Pancevski, in un’intervista al quotidiano tedesco Bild, racconta di aver incontrato i presunti autori e mandanti dell’operazione, tra cui emerge la figura di una modella pornografica ucraina, nota con lo pseudonimo di “Freya”.

Secondo il giornalista, la donna avrebbe avuto un passato nel mondo delle riviste per adulti: «Da giovane frequentava la vita notturna di Kiev e lavorava occasionalmente come modella, posando anche per servizi fotografici provocanti. In uno scatto di nudo, finito sulla copertina di una rivista, indossava un cappotto da capitano, il titolo della copertina era: “Perché il sole della Crimea risveglia sentimenti erotici?”». In seguito, attorno ai vent’anni, avrebbe scoperto il proprio talento per le immersioni, sviluppando competenze che si sarebbero rivelate decisive anni dopo. Pancevski evidenzia come la guerra di aggressione russa abbia posto fine alla prima carriera di “Freya”, che aveva superato da poco i trent’anni, indirizzando la sua vita su un nuovo cammino.

«La sua capacità di immergersi a profondità inferiori ai 100 metri non era più richiesta», scrive Pancevski riguardo il crollo del turismo dopo l’invasione russa. «Tuttavia, contattò un’unità di intelligence tramite i suoi colleghi sub. Si scoprì che le forze armate potevano ancora utilizzare le sue competenze. Gli ufficiali superiori le chiesero se fosse disposta a partecipare a una missione volta a individuare le fonti che la Russia utilizzava per finanziare la guerra contro il suo Paese. Si trattava di un’operazione delicata e potenzialmente letale. “Dove devo firmare?”, chiese “Freya”.»

La donna avrebbe dunque preso parte direttamente al sabotaggio, eseguendo immersioni ripetute con circa 80 chilogrammi di equipaggiamento per collocare gli esplosivi sui gasdotti, affrontando condizioni meteo e operative estremamente difficili. Pancevski la descrive come «una delle subacquee più determinate del gruppo».

Quando gli investigatori hanno incrociato il suo profilo durante le indagini, si sarebbero mostrati sorpresi dal contrasto tra il passato da modella e il presunto ruolo nell’operazione. Tra il materiale raccolto figuravano anche vecchie fotografie, talune molto esplicite, che avrebbero alimentato i dubbi iniziali sulla sua reale identità. Oggi, secondo la ricostruzione, la donna lavorerebbe come istruttrice di immersioni tattiche per militari ed è formalmente parte delle forze armate ucraine.
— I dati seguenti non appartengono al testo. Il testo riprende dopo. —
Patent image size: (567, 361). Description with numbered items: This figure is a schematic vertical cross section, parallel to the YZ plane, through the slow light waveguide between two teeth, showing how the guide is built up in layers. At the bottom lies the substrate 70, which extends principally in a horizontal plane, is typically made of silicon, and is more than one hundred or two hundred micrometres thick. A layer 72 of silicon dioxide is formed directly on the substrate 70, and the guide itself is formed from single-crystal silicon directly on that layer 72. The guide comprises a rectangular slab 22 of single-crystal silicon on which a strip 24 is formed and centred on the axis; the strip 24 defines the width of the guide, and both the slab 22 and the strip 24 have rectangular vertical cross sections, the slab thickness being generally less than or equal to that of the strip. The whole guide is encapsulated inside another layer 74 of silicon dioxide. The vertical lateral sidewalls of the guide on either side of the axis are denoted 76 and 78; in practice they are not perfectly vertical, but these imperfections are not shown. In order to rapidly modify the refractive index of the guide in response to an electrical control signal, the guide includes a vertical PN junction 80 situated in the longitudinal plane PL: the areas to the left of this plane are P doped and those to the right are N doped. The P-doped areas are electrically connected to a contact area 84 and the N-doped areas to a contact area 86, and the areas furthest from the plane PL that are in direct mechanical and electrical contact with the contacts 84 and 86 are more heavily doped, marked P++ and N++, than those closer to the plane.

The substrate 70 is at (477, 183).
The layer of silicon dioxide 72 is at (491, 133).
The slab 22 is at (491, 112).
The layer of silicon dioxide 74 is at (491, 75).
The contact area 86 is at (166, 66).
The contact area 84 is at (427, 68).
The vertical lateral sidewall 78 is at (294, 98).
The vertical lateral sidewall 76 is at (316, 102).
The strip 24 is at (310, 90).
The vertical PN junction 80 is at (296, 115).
Il sabotaggio al Nord Stream 2

È accertato che tra il 26 e il 27 settembre 2022, diverse esplosioni vicino all’isola danese di Bornholm hanno gravemente danneggiato le infrastrutture: tre delle quattro linee dei gasdotti sono state distrutte, interrompendo il trasporto di gas. Le responsabilità dell’attacco, tuttavia, restano oggetto di forti controversie. Mosca accusa l’Occidente, mentre i Paesi occidentali puntano il dito contro la Russia. Le indagini di Svezia e Danimarca sono state archiviate, mentre la Germania continua a indagare.
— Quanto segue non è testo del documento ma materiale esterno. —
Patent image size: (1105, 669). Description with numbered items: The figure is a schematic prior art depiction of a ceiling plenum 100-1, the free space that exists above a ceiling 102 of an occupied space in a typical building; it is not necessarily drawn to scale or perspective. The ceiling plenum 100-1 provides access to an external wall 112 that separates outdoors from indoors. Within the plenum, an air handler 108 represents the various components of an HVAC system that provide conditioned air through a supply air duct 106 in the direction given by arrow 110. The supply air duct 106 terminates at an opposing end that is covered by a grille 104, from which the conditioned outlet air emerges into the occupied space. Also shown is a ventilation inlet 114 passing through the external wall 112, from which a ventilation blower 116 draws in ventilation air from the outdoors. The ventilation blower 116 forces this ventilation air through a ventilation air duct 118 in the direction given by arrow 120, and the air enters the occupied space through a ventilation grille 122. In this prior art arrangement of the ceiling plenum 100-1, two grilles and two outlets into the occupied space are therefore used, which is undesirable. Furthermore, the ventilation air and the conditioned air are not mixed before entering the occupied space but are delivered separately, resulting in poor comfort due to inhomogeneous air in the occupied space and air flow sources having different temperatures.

Un’altra inchiesta giornalistica, firmata da Oliver Schroem e Ulrich Thiele, ipotizza che i mandanti siano ex agenti ucraini addestrati dalla CIA e che gli Stati Uniti fossero a conoscenza del piano, avendo informato anche la Germania senza però ottenere reazioni operative. Sul piano giudiziario, un sospetto – l’ucraino Serhij K. – è stato arrestato in Italia, estradato in Germania e si trova in custodia cautelare dal novembre 2025. È accusato di esplosione e sabotaggio anticostituzionale, ma nega ogni coinvolgimento. È attualmente l’unico indagato detenuto.